As ONGC head, his immediate task is to raise oil and gas output and aggressively look for more reserves. Sarraf was Director (Finance) at ONGC before moving to OVL in September 2011. He is credited with helping ONGC win a royalty war with Cairn India. His homework on the Rajasthan contract, where ONGC held 30 per cent of the field and was forced to pay 100 per cent royalty and cess, led to Cairn India in 2011 finally agreeing to pay its share of the levies.
In September 2012 Sarraf made his first acquisition for OVL when the company bought US energy giant Hess Corp’s 2.7 per cent stake in Azerbaijan’s largest oil field and an associated pipeline for $1 billion. Two months later ONGC Videsh Ltd announced a $5-billion purchase of ConocoPhillips’s 8.4 per cent stake in Kazakhstan’s Kashagan project, touted as the biggest oil find since the 1960s when it was discovered in 2000. The bid was, however, blocked by the Kazakhstan government, which wants the stake to go to China.

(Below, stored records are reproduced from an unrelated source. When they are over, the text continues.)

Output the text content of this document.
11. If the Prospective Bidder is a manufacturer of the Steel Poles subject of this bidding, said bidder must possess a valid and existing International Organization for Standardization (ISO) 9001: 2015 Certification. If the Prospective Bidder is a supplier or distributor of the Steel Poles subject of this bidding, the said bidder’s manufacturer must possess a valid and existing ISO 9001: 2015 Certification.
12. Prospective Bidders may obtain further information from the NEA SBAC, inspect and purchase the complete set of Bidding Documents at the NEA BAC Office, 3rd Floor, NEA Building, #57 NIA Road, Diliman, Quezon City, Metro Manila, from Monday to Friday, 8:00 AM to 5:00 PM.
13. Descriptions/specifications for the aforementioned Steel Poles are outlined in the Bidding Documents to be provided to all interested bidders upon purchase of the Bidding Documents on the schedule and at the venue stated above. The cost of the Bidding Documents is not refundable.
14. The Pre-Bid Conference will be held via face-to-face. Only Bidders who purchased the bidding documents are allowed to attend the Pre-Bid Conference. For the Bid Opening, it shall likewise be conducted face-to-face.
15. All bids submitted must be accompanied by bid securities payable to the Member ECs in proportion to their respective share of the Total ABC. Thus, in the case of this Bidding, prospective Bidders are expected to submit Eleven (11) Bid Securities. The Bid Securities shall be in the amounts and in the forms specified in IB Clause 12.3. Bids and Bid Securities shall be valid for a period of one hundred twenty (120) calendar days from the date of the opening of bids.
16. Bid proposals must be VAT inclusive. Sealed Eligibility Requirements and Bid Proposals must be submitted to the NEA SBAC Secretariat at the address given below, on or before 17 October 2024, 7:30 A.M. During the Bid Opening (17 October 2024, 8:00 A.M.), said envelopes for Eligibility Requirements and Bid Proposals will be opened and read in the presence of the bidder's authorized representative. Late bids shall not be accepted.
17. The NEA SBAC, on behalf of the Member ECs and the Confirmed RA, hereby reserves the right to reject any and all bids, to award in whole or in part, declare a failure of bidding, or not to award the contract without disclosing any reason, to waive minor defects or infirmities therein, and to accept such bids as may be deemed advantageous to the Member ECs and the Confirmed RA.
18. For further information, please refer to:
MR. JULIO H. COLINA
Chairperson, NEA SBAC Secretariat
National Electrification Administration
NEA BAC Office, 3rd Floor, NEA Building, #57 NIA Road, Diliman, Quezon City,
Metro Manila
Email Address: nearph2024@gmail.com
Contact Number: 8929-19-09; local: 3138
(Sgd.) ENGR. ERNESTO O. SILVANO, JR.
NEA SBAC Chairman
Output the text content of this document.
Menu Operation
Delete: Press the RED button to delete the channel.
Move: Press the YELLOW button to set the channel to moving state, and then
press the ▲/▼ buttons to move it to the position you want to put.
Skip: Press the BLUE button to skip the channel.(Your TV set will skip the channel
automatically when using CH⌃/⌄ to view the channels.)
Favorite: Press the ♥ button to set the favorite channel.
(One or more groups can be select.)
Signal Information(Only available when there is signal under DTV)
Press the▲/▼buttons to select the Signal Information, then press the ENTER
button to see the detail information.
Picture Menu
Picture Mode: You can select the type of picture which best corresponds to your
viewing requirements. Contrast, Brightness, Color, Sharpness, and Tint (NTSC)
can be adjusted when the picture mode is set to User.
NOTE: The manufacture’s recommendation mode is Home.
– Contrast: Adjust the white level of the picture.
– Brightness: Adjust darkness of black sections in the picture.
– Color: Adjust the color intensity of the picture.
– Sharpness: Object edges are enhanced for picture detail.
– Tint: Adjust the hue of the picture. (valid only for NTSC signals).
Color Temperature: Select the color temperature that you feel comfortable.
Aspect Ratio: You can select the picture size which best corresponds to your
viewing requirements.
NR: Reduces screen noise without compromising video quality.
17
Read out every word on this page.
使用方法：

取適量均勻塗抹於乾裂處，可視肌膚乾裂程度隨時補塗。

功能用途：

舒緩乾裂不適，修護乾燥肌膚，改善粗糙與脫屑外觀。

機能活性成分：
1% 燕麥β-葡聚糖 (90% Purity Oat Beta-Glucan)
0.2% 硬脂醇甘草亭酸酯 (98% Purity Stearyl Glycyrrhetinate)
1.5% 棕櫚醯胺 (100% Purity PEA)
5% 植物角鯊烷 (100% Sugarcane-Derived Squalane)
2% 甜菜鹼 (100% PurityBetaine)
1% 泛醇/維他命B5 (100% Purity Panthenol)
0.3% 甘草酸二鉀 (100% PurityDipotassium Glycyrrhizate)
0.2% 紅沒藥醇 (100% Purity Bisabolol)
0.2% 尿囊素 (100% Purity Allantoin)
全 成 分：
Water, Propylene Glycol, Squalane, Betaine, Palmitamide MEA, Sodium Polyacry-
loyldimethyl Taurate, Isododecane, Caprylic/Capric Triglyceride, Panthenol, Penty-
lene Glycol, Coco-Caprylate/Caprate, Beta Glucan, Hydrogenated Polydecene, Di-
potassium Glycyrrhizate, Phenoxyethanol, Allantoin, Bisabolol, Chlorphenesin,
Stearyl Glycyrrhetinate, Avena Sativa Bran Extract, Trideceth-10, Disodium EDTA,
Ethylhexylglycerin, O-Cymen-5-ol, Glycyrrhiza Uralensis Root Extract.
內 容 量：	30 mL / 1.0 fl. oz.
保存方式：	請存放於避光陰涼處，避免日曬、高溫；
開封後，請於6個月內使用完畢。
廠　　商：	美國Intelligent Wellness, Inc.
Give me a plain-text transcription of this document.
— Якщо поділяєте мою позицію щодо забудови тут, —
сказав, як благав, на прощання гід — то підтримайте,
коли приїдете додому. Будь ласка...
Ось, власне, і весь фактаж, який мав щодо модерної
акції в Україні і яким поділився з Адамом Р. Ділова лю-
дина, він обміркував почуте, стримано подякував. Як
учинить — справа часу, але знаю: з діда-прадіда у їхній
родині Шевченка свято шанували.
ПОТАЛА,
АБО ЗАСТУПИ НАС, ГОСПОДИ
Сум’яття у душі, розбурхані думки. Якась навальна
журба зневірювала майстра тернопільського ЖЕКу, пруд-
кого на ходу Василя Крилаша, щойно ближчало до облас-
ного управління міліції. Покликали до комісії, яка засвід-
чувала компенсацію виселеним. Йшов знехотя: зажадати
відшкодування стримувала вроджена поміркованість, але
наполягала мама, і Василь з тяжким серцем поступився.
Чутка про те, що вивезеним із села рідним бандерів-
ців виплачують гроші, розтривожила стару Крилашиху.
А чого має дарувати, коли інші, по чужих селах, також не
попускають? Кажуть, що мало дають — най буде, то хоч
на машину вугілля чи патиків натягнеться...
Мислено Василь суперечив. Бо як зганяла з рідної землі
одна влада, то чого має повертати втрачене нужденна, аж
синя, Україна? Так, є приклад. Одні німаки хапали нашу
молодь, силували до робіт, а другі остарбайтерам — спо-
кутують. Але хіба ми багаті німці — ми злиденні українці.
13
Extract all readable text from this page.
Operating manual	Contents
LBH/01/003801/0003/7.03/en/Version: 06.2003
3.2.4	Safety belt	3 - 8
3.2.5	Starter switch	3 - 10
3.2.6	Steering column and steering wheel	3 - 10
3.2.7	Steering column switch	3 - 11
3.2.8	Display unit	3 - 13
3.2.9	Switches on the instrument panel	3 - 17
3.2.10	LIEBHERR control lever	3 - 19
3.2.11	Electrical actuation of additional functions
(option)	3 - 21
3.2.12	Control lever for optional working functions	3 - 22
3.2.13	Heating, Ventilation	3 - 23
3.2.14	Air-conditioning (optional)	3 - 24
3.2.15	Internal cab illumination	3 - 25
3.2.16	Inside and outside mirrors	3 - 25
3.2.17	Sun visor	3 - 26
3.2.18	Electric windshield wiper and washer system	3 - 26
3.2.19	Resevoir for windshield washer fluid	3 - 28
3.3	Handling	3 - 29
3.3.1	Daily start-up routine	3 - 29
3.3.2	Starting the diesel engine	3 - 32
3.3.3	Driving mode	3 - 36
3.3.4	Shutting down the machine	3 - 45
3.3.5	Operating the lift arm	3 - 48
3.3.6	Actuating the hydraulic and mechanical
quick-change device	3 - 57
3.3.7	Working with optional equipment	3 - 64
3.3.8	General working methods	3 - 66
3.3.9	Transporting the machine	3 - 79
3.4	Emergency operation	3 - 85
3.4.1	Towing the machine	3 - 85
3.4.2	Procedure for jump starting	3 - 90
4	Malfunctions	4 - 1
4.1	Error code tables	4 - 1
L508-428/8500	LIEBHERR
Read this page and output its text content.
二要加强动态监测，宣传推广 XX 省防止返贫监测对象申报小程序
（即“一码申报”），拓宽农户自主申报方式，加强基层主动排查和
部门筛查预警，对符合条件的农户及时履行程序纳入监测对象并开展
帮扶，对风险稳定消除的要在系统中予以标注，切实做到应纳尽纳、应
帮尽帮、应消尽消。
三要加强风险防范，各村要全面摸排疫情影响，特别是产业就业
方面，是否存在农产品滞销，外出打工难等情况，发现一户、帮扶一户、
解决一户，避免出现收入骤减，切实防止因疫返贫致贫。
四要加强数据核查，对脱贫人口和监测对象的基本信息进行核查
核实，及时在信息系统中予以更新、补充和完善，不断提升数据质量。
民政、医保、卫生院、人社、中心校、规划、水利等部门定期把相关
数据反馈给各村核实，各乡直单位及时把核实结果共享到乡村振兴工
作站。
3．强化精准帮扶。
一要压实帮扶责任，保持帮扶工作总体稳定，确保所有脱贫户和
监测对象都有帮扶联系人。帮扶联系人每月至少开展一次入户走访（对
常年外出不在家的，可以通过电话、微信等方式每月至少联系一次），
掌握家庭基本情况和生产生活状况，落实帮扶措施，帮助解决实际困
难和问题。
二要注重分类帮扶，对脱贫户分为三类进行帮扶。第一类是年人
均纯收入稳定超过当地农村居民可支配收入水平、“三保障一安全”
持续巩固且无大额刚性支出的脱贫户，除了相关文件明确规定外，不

Under his stewardship, ONGC Videsh Ltd bought US energy major Anadarko Petroleum Corporation’s 10 per cent stake in a giant Mozambique gas field for $2.64 billion. This deal arrived on top of a $2.475 billion deal announced in June to buy Videocon’s 10 per cent stake (jointly with Oil India Ltd) in the same field, which may hold as much as 65 Trillion cubic feet (Tcf) of gas resources. ONGC Videsh Ltd also acquired two blocks each in Columbia and Bangladesh and blocked China’s Sinochem Group from buying a 35 per cent interest in Brazilian oilfields.
Sarraf takes over the reins of ONGC at a crucial juncture when India’s national oil and gas exploration and production company looks to balance the tight fiscal situation arising out of a subsidy regime and strengthening itself to realise the emerging growth opportunities in India and abroad. As chairman and managing director of the Maharatna, he has chalked out a two-pronged priority matrix — first to augment production of oil and gas with a key focus on domestic assets and second to continue to aggressively scout for prospective oil and gas acreages overseas.
‘I have full confidence in ONGC’s strong fundamentals. Given the energy major’s strategic positioning in the national economy, we are geared up to deliver more value to all stakeholders. I am optimistic that my team in ONGC and the ONGC Group companies will perform at full throttle to match the growing expectations of the country,’ a raring-to-go D K Sarraf said shortly after taking charge of the glorious company.